The European Commission lowered its 2026 economic growth forecast this week due to an energy shock triggered by war in the Middle East.

The downgrade signals a period of instability for the Eurozone, as rising energy costs threaten to stifle consumer spending and force central banks to maintain restrictive monetary policies.

European Commission President Valdis Dombrovskis said the conflict in the Middle East is hitting energy markets and will weigh on growth. He said the region must prepare for a slower economy in 2026 [3].

Global oil supplies have tightened following disruptions in the Strait of Hormuz, pushing crude prices above $100 per barrel [1]. This price surge has created what officials describe as the second energy shock in less than five years [4].

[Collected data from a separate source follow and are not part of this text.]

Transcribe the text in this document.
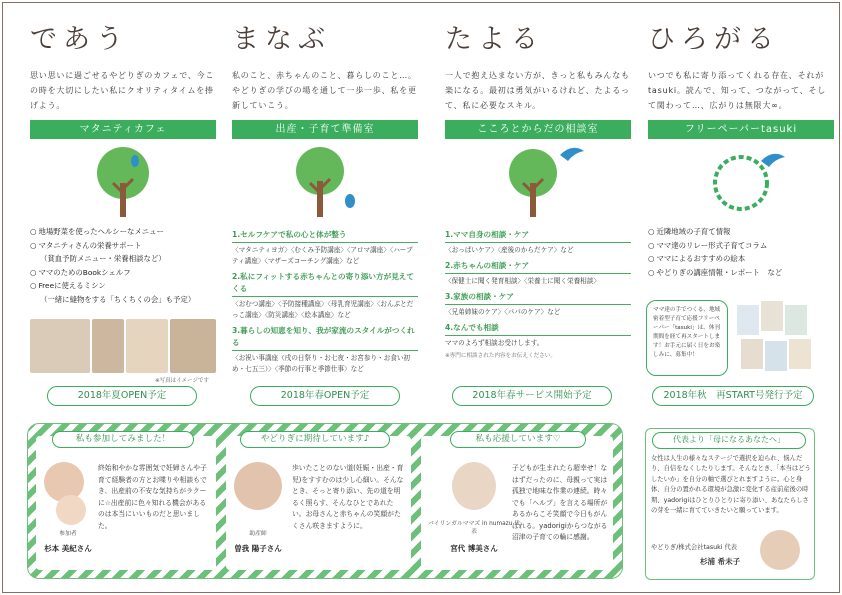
であう
思い思いに過ごせるやどりぎのカフェで、今この時を大切にしたい私にクオリティタイムを捧げよう。
マタニティカフェ
○ 地場野菜を使ったヘルシーなメニュー
○ マタニティさんの栄養サポート
（貧血予防メニュー・栄養相談など）
○ ママのためのBookシェルフ
○ Freeに使えるミシン
（一緒に縫物をする「ちくちくの会」も予定）
※写真はイメージです
2018年夏OPEN予定
まなぶ
私のこと、赤ちゃんのこと、暮らしのこと…。やどりぎの学びの場を通して一歩一歩、私を更新していこう。
出産・子育て準備室
1.セルフケアで私の心と体が整う
〈マタニティヨガ〉〈むくみ予防講座〉〈アロマ講座〉〈ハーブティ講座〉〈マザーズコーチング講座〉など
2.私にフィットする赤ちゃんとの寄り添い方が見えてくる
〈おむつ講座〉〈予防接種講座〉〈母乳育児講座〉〈おんぶとだっこ講座〉〈防災講座〉〈絵本講座〉など
3.暮らしの知恵を知り、我が家流のスタイルがつくれる
〈お祝い事講座（戌の日祭り・お七夜・お宮参り・お食い初め・七五三）〉〈季節の行事と季節仕事〉など
2018年春OPEN予定
たよる
一人で抱え込まない方が、きっと私もみんなも楽になる。最初は勇気がいるけれど、たよるって、私に必要なスキル。
こころとからだの相談室
1.ママ自身の相談・ケア
〈おっぱいケア〉〈産後のからだケア〉など
2.赤ちゃんの相談・ケア
〈保健士に聞く発育相談〉〈栄養士に聞く栄養相談〉
3.家族の相談・ケア
〈兄弟姉妹のケア〉〈パパのケア〉など
4.なんでも相談
ママのよろず相談お受けします。
※専門に相談された内容をお伝えください。
2018年春サービス開始予定
ひろがる
いつでも私に寄り添ってくれる存在、それがtasuki。読んで、知って、つながって、そして関わって…、広がりは無限大∞。
フリーペーパーtasuki
○ 近隣地域の子育て情報
○ ママ達のリレー形式子育てコラム
○ ママによるおすすめの絵本
○ やどりぎの講座情報・レポート　など
ママ達の手でつくる、地域密着型子育て応援フリーペーパー「tasuki」は、休刊期間を経て再スタートします！お手元に届く日をお楽しみに、募集中！
2018年秋　再START号発行予定
私も参加してみました！
参加者
杉本 美紀さん
終始和やかな雰囲気で妊婦さんや子育て経験者の方とお喋りや相談もでき、出産前の不安な気持ちがラクーに☆出産前に色々知れる機会があるのは本当にいいものだと思いました。
やどりぎに期待しています♪
助産師
曽我 陽子さん
歩いたことのない道(妊娠・出産・育児)をすすむのは少し心細い。そんなとき、そっと寄り添い、先の道を明るく照らす、そんなひとであれたい。お母さんと赤ちゃんの笑顔がたくさん咲きますように。
私も応援しています♡
バイリンガルママズ in numazu 代表
宮代 博美さん
子どもが生まれたら超幸せ！なはずだったのに、母親って実は孤独で地味な作業の連続。時々でも「ヘルプ」を言える場所があるからこそ笑顔で今日もがんばれる。yadorigiからつながる沼津の子育ての輪に感謝。
代表より「母になるあなたへ」
女性は人生の様々なステージで選択を迫られ、悩んだり、自信をなくしたりします。そんなとき、「本当はどうしたいか」を自分の軸で選びとれますように。心と身体、自分の置かれる環境が急激に変化する産前産後の時期、yadorigiはひとりひとりに寄り添い、あなたらしさの芽を一緒に育てていきたいと願っています。
やどりぎ/株式会社tasuki 代表
杉浦 希未子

The Commission previously projected annual growth of 1.5% for 2026 [5]. Following the downgrade, the forecast now ranges between 1.1% and 1.2% [1, 5].

Officials said the shock will not only slow growth but also drive prices higher. A European Commission spokesperson said higher energy costs will fuel inflation, weaken consumer and business confidence, and force tighter monetary policy [6].

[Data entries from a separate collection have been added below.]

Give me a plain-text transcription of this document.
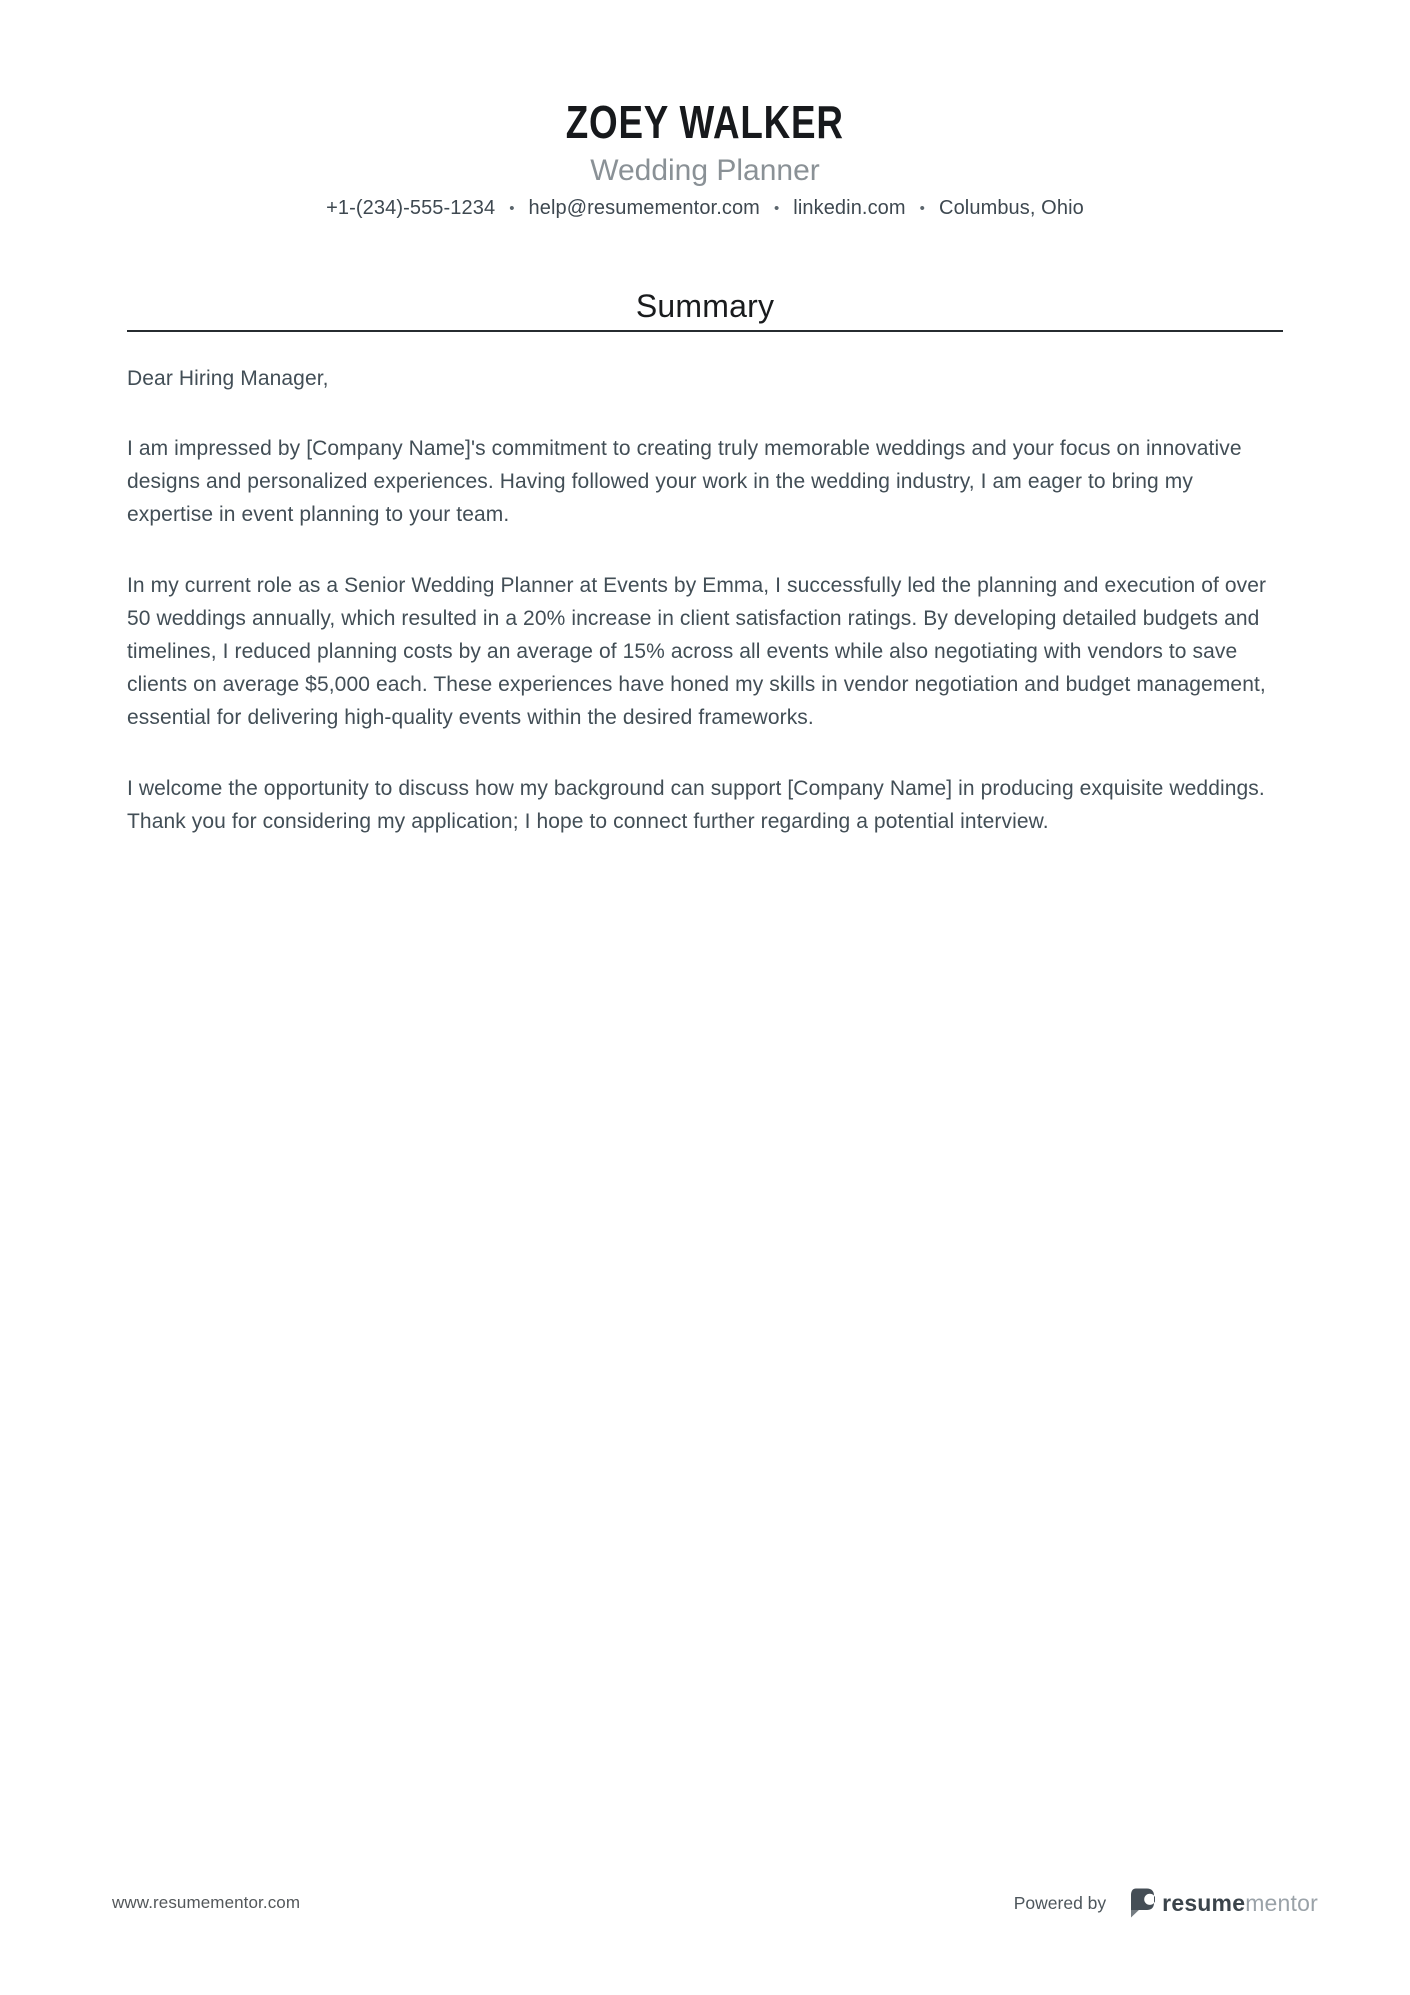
ZOEY WALKER
Wedding Planner
+1-(234)-555-1234 • help@resumementor.com • linkedin.com • Columbus, Ohio
Summary

Dear Hiring Manager,

I am impressed by [Company Name]'s commitment to creating truly memorable weddings and your focus on innovative designs and personalized experiences. Having followed your work in the wedding industry, I am eager to bring my expertise in event planning to your team.

In my current role as a Senior Wedding Planner at Events by Emma, I successfully led the planning and execution of over 50 weddings annually, which resulted in a 20% increase in client satisfaction ratings. By developing detailed budgets and timelines, I reduced planning costs by an average of 15% across all events while also negotiating with vendors to save clients on average $5,000 each. These experiences have honed my skills in vendor negotiation and budget management, essential for delivering high-quality events within the desired frameworks.

I welcome the opportunity to discuss how my background can support [Company Name] in producing exquisite weddings. Thank you for considering my application; I hope to connect further regarding a potential interview.

www.resumementor.com	Powered by resumementor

Projections suggest inflation may rise to approximately 3.5% in 2026 as a result of these market pressures [7]. The combination of stagnant growth and rising prices creates a difficult environment for policymakers attempting to stabilize the Eurozone economy.

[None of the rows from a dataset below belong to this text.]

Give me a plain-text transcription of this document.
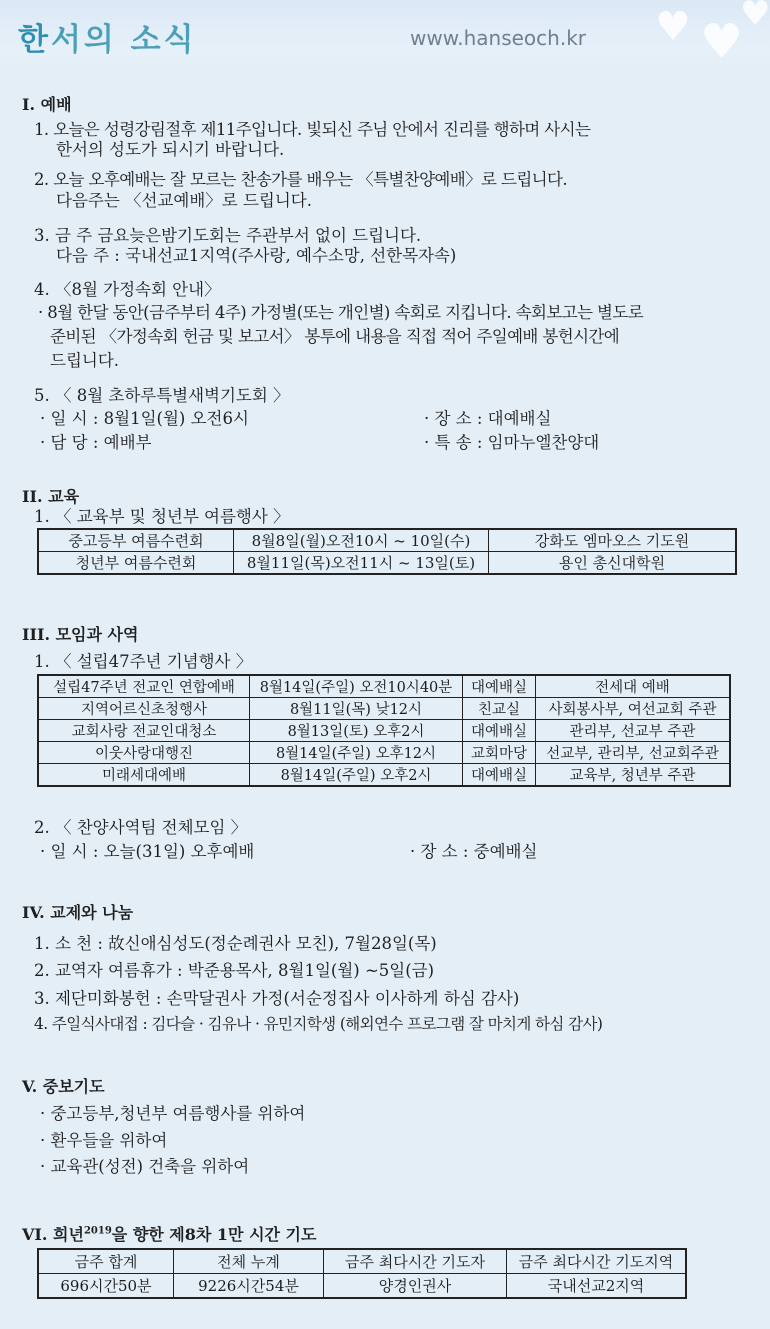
한서의 소식	www.hanseoch.kr ♥ ♥
♥
I. 예배
1. 오늘은 성령강림절후 제11주입니다. 빛되신 주님 안에서 진리를 행하며 사시는
한서의 성도가 되시기 바랍니다.
2. 오늘 오후예배는 잘 모르는 찬송가를 배우는 〈특별찬양예배〉로 드립니다.
다음주는 〈선교예배〉로 드립니다.
3. 금 주 금요늦은밤기도회는 주관부서 없이 드립니다.
다음 주 : 국내선교1지역(주사랑, 예수소망, 선한목자속)
4. 〈8월 가정속회 안내〉
· 8월 한달 동안(금주부터 4주) 가정별(또는 개인별) 속회로 지킵니다. 속회보고는 별도로
준비된 〈가정속회 헌금 및 보고서〉 봉투에 내용을 직접 적어 주일예배 봉헌시간에
드립니다.
5. 〈 8월 초하루특별새벽기도회 〉
· 일 시 : 8월1일(월) 오전6시	· 장 소 : 대예배실
· 담 당 : 예배부	· 특 송 : 임마누엘찬양대
II. 교육
1. 〈 교육부 및 청년부 여름행사 〉
중고등부 여름수련회	8월8일(월)오전10시 ~ 10일(수)	강화도 엠마오스 기도원
청년부 여름수련회	8월11일(목)오전11시 ~ 13일(토)	용인 총신대학원
III. 모임과 사역
1. 〈 설립47주년 기념행사 〉
설립47주년 전교인 연합예배	8월14일(주일) 오전10시40분	대예배실	전세대 예배
지역어르신초청행사	8월11일(목) 낮12시	친교실	사회봉사부, 여선교회 주관
교회사랑 전교인대청소	8월13일(토) 오후2시	대예배실	관리부, 선교부 주관
이웃사랑대행진	8월14일(주일) 오후12시	교회마당	선교부, 관리부, 선교회주관
미래세대예배	8월14일(주일) 오후2시	대예배실	교육부, 청년부 주관
2. 〈 찬양사역팀 전체모임 〉
· 일 시 : 오늘(31일) 오후예배	· 장 소 : 중예배실
IV. 교제와 나눔
1. 소 천 : 故신애심성도(정순례권사 모친), 7월28일(목)
2. 교역자 여름휴가 : 박준용목사, 8월1일(월) ~5일(금)
3. 제단미화봉헌 : 손막달권사 가정(서순정집사 이사하게 하심 감사)
4. 주일식사대접 : 김다슬 · 김유나 · 유민지학생 (해외연수 프로그램 잘 마치게 하심 감사)
V. 중보기도
· 중고등부,청년부 여름행사를 위하여
· 환우들을 위하여
· 교육관(성전) 건축을 위하여
VI. 희년$^{2019}$을 향한 제8차 1만 시간 기도
금주 합계	전체 누계	금주 최다시간 기도자	금주 최다시간 기도지역
696시간50분	9226시간54분	양경인권사	국내선교2지역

The conflict in the Middle East is hitting energy markets and will weigh on growth

The downward revision of the EU's growth forecast highlights the Eurozone's continued vulnerability to external energy shocks. By linking Middle Eastern geopolitical instability directly to inflation and growth, the Commission is signaling that monetary policy may remain tight for longer, potentially delaying interest rate cuts to combat the 3.5% inflation projection.